Thursday, February 14, 2008

Addiction as Ecotone - Part 10 - Lyz Lenz



Spotless - Lyz Lenz
_______


If he wanted their daughter, my parents figured he should take their
God. They hoped it would help him stop drinking so much. So he grabbed
them both with his broad, fat hands grasped together in prayer and
brought them to his apartment in the lower level of a split-level house
only three blocks away.

When I walk into the apartment, pushing open the door against the
past-due bills, Weight Watchers report cards, fishing lures, and shoes
that gather behind it, I know neither my sister nor God are really
here. There's no room.

Dishes pile on the counters, rings of brown residue, beans, and hard
kernels of rice cling to bowls and plates. The cable, the electricity,
and the phone go on and off, oscillating between function and
dysfunction.

In a corner of the kitchen, the linoleum peels up like a page in a
book revealing the next chapter—tacky floorboards squiggled with
glue. I press the page of linoleum back. Lining their shoes over it to keep
it from turning. I fill the sink with soap and scrub the kidney beans
out of the bowls. I vacuum the rugs. Straighten the ratty Afghans on
the couch. I spray disinfectant in the bathroom and scrub the tub with
bleach.

"You don't have to," my sister says. "It's not worth it, it's just
gonna go back to how it was."

But I wear rubber gloves and dust off the television. I straighten the
coats in the closet and stack the games in neat piles on the shelves,
starting with Clue and ending with Yahtzee. Crayons are lined up by
color in their box. Books are made to stand up straight, their spines
even. DVDs alphabetized. I even install a program to clean up the
naked women, bent over in high heels, who pop up in little banner ads
and groan with pleasure. I pick up the keyboard, hold it upside down
and shake until dust, pieces of food, and chewed up finger nails come
out. I shake it harder. More dust falls out. It rattles in my hands
and my throat is tight. My sister tells me to stop, stop before I break
something.

I open the windows, even in the bitter cold, letting the sharp clean
wind slice through the thick heavy air.

Then I dust and vacuum until everything is gone and the house smells
clean and the baseboards no longer carry the residue of the lives
lived in this apartment. Until there is enough room to open the door.

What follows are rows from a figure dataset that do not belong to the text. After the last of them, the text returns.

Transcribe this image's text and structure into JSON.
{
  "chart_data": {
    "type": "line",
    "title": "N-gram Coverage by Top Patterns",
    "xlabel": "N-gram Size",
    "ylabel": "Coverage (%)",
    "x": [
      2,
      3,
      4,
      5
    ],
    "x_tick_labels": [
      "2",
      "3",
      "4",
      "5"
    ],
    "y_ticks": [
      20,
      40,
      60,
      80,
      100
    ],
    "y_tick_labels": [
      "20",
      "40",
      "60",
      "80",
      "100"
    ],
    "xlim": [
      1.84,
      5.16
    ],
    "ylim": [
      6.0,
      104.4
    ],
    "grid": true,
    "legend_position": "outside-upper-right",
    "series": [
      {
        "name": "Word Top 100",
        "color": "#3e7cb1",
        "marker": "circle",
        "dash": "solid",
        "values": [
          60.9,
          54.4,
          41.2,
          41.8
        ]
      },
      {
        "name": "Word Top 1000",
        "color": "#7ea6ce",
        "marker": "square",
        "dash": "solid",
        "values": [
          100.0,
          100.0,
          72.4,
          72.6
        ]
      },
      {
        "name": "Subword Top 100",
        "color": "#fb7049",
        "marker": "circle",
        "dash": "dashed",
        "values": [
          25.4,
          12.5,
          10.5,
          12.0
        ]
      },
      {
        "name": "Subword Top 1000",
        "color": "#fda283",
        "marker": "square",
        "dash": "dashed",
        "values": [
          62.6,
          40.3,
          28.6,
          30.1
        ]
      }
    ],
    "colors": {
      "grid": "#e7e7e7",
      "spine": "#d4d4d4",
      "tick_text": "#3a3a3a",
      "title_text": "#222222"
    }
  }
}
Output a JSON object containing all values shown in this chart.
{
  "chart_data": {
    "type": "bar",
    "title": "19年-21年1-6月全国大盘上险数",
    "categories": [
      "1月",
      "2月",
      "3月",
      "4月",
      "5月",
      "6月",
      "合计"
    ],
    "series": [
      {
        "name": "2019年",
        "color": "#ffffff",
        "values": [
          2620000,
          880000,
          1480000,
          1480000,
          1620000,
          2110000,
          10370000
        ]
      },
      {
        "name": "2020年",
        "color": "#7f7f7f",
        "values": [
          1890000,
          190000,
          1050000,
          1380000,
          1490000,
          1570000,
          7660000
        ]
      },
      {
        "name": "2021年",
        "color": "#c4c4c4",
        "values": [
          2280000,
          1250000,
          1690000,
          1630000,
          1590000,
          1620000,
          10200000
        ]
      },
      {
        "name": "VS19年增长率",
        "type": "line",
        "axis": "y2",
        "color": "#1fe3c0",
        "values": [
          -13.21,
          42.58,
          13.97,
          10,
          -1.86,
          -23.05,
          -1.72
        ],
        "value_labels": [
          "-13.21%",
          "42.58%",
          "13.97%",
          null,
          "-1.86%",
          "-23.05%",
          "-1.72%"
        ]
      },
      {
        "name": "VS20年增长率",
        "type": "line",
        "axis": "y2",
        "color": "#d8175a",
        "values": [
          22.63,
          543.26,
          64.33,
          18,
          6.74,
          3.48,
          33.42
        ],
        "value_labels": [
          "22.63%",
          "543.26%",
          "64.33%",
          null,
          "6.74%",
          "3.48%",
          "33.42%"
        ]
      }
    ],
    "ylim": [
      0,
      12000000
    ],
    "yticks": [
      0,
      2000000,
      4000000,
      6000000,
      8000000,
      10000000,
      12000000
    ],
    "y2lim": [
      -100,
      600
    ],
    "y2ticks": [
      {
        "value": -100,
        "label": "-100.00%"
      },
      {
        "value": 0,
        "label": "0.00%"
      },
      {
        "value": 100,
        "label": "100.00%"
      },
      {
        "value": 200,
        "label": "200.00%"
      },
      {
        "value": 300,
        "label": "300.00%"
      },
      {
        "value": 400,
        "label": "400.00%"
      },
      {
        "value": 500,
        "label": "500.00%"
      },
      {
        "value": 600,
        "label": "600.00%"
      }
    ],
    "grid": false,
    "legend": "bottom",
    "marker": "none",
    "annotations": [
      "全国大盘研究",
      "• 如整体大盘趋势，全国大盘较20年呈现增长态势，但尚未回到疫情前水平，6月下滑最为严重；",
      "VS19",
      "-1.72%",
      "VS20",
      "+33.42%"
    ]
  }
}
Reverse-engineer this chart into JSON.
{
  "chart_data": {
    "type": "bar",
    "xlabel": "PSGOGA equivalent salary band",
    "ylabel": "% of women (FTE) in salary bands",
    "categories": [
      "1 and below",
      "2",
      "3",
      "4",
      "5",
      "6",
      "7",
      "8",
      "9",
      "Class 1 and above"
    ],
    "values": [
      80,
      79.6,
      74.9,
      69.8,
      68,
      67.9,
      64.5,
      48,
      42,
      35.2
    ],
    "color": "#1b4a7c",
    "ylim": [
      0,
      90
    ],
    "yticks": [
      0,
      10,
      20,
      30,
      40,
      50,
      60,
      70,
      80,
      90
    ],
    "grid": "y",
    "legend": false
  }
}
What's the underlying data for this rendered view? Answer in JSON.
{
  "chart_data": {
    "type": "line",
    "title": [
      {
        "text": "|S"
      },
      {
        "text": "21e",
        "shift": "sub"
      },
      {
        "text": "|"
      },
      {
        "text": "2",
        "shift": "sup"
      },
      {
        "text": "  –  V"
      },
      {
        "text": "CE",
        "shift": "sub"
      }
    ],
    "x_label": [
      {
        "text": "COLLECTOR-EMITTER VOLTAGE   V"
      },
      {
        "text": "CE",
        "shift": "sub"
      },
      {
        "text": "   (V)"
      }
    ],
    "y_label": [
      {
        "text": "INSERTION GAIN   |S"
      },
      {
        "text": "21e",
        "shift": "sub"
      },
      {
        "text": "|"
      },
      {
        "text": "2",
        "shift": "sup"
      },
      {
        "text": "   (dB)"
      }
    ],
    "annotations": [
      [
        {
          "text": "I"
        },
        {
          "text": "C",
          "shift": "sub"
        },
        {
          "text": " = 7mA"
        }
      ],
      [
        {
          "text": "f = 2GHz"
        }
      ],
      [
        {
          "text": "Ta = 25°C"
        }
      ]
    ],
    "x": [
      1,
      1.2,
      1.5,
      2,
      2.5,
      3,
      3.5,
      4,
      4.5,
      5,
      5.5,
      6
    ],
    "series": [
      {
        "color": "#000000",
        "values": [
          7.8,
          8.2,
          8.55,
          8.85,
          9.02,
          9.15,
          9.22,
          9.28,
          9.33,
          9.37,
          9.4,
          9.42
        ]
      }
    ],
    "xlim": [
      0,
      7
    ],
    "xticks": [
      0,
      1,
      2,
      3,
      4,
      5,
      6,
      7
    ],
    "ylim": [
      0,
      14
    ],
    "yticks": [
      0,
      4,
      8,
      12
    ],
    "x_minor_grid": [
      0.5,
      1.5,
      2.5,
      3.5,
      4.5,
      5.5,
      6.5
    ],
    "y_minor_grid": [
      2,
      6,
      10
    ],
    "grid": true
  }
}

My sister sits on the couch. "Why do you do this? It's not like I
can't."

I smile, "I just want to help you."

"You've done enough."

The door slams. I turn and see a new stack of bills, now crooked in
their basket holder. Not organized by due date and size. He must be
home. I leave. I can't see it go back to the way it really is. But I
come back the next week, this time with my own assortment of sprays
and disinfectants marshaled together in a sturdy blue bucket. This
time I clean better. This time I move the couch and hear metallic
pinging as I vacuum dirt, buttons, and paper clips from behind it.
This time I clean the dark wood under the linoleum, using my finger
nails to pick up the dried fragments of cheese, kernels of rice, and
hard gray pieces of dirt that have wedged themselves between the
linoleum and the wood. I scrub it with hot water that burns my hands.
This time I don't wear gloves. The linoleum feels pliable and I press
it down on the floorboards again. On top of it I put shoes, purses,
and a wayward umbrella. I stand there with the neat pile of heavy
things holding down the linoleum, hoping my weight will remind it that
it needs to be in its place. It needs to be clean.

One night, I dream my hands press gently against the surface of my
sister's once white walls, now marked with black scuffs, the dried
tears of an unknown brown liquid, and several deep red splatters. I
dip my toothbrush in a blue bucket filled with bleach and I scrub,
taking away every mess. Cleaning every stain.

I am no longer invited over to my sister's house. At Christmas and on
birthdays, I do my best to ignore her yellowing skin, the soft break
in her voice. In return, she never mentions those three months I
tried to make her life spotless.

3 comments:

Lisa Romeo said...

Love this piece. Haunting and yet piercingly specific. Nice, and, sad.

Anonymous said...

This is a beautiful piece... excellent work. Congrats on the acceptances that you've received so far!

Anonymous said...

...many months later. I wanted to say, "I love this piece!" and it has already been said. Surely anyone who has ever tried to "make it all right" for a loved one can put themselves--right--there--in Lyz's footsteps. It cleared a few cobwebs out of my brain.